AUSTRALIA has pretty strong legal protections for consumers using traditional credit products such as credit cards, payday loans and consumer leases.
But with the rise of new credit products like Buy Now, Pay Later (BNPL), the wild west is back. Hardly any laws apply. And they’re so easy to apply for.
That’s not to say that these newer products are completely unregulated. The Buy Now, Pay Later Industry Code of Practice is followed by almost every BNPL provider.
It requires providers to be transparent with all information. They must be fair with any fee changes. There has to be a strong complaint handling process. They must take into account customer vulnerability.
But the Industry Code places the burden on the consumer to tell the provider any problems they might have. This is unlike the Credit Act which has Responsible Lending Obligations to make sure that providers ask about the consumer’s financial status and that they verify that their product won’t cause financial hardship before providing it.
The Industry Code also doesn’t require providers to hold an Australian Credit Licence, meaning that they don’t have to comply with the same general conduct obligations.
In general, the Industry Code just isn’t as thorough as the Credit Act. So, there are lots of loopholes that open up consumers to harm.
The Government has launched a consultation process on regulating Buy Now, Pay Later with an options paper laying out a few possible ways forward.
Here are some of the big issues caused by the lack of regulation that they want to address.
BNPL causes poor consumer outcomes and financial hardship.
BNPL charges excessive consumer fees and lacks clear product disclosure practices.
Consumers are often encouraged to use it for essential purchases like groceries and utilities.

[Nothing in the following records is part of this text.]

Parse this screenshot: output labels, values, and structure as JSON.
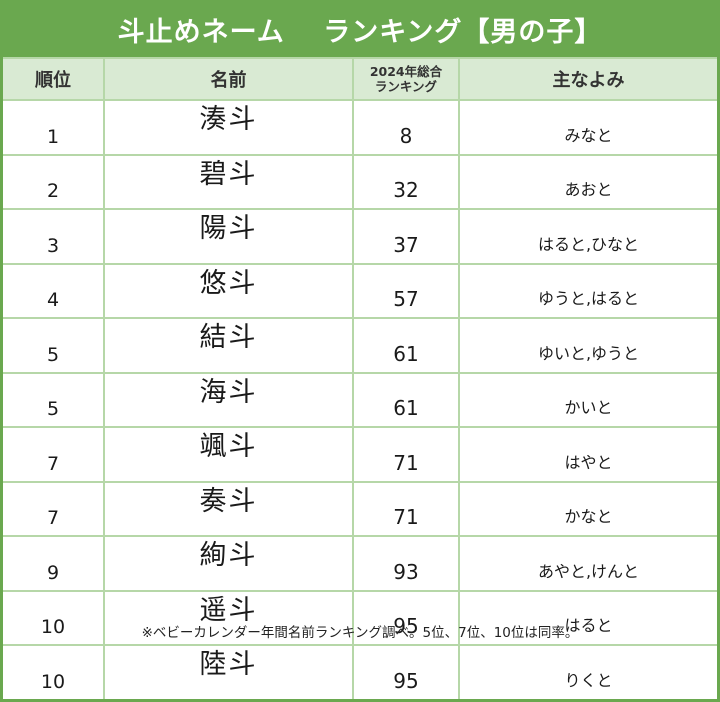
{
  "title": "斗止めネーム　 ランキング【男の子】",
  "headers": {
    "rank": "順位",
    "name": "名前",
    "overall_line1": "2024年総合",
    "overall_line2": "ランキング",
    "reading": "主なよみ"
  },
  "rows": [
    {
      "rank": "1",
      "name": "湊斗",
      "overall": "8",
      "reading": "みなと"
    },
    {
      "rank": "2",
      "name": "碧斗",
      "overall": "32",
      "reading": "あおと"
    },
    {
      "rank": "3",
      "name": "陽斗",
      "overall": "37",
      "reading": "はると,ひなと"
    },
    {
      "rank": "4",
      "name": "悠斗",
      "overall": "57",
      "reading": "ゆうと,はると"
    },
    {
      "rank": "5",
      "name": "結斗",
      "overall": "61",
      "reading": "ゆいと,ゆうと"
    },
    {
      "rank": "5",
      "name": "海斗",
      "overall": "61",
      "reading": "かいと"
    },
    {
      "rank": "7",
      "name": "颯斗",
      "overall": "71",
      "reading": "はやと"
    },
    {
      "rank": "7",
      "name": "奏斗",
      "overall": "71",
      "reading": "かなと"
    },
    {
      "rank": "9",
      "name": "絢斗",
      "overall": "93",
      "reading": "あやと,けんと"
    },
    {
      "rank": "10",
      "name": "遥斗",
      "overall": "95",
      "reading": "はると"
    },
    {
      "rank": "10",
      "name": "陸斗",
      "overall": "95",
      "reading": "りくと"
    }
  ],
  "footer": "※ベビーカレンダー年間名前ランキング調べ。5位、7位、10位は同率。",
  "colors": {
    "title_bg": "#6aa84f",
    "header_bg": "#d9ead3",
    "grid": "#b6d7a8"
  }
}
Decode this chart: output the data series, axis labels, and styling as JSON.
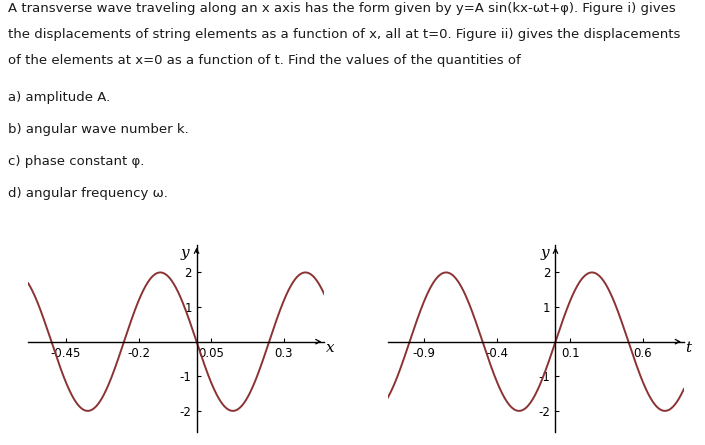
{
  "text_lines": [
    "A transverse wave traveling along an x axis has the form given by y=A sin(kx-ωt+φ). Figure i) gives",
    "the displacements of string elements as a function of x, all at t=0. Figure ii) gives the displacements",
    "of the elements at x=0 as a function of t. Find the values of the quantities of"
  ],
  "items": [
    "a) amplitude A.",
    "b) angular wave number k.",
    "c) phase constant φ.",
    "d) angular frequency ω."
  ],
  "fig1": {
    "A": 2.0,
    "k": 12.566,
    "phi": 3.1416,
    "xlabel": "x",
    "ylabel": "y",
    "xlim": [
      -0.58,
      0.44
    ],
    "ylim": [
      -2.6,
      2.8
    ],
    "xticks": [
      -0.45,
      -0.2,
      0.05,
      0.3
    ],
    "yticks": [
      -2,
      -1,
      1,
      2
    ],
    "color": "#8B3333"
  },
  "fig2": {
    "A": 2.0,
    "omega": 6.2832,
    "phi": 3.1416,
    "xlabel": "t",
    "ylabel": "y",
    "xlim": [
      -1.15,
      0.88
    ],
    "ylim": [
      -2.6,
      2.8
    ],
    "xticks": [
      -0.9,
      -0.4,
      0.1,
      0.6
    ],
    "yticks": [
      -2,
      -1,
      1,
      2
    ],
    "color": "#8B3333"
  },
  "background_color": "#FFFFFF",
  "text_color": "#1a1a1a",
  "font_size_text": 9.5,
  "font_size_label": 10,
  "font_size_tick": 8.5,
  "font_size_axis_label": 11
}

Three options to address this are explored in the paper.
The light option is to fix up the Industry Code and make providers use an ‘affordability assessment’.
A slightly heavier touch is to make BNPL follow some relevant sections of the Credit Act. This would mean BNPL providers have to get an Australian Credit Licence and follow modified Responsible Lending Obligations. In addition, the Industry Code would be fixed.
Lastly, the heaviest option would be to change the Credit Act. This would make BNPL follow all the same requirements that apply to other cards.
BNPL only makes up around 2 per cent of all Australian credit and debit card purchases but it is quickly growing. There’s no reason this market shouldn’t be regulated just as heavily as traditional credit products.
Otherwise, we’ll only see vulnerable consumers continue to be taken advantage of.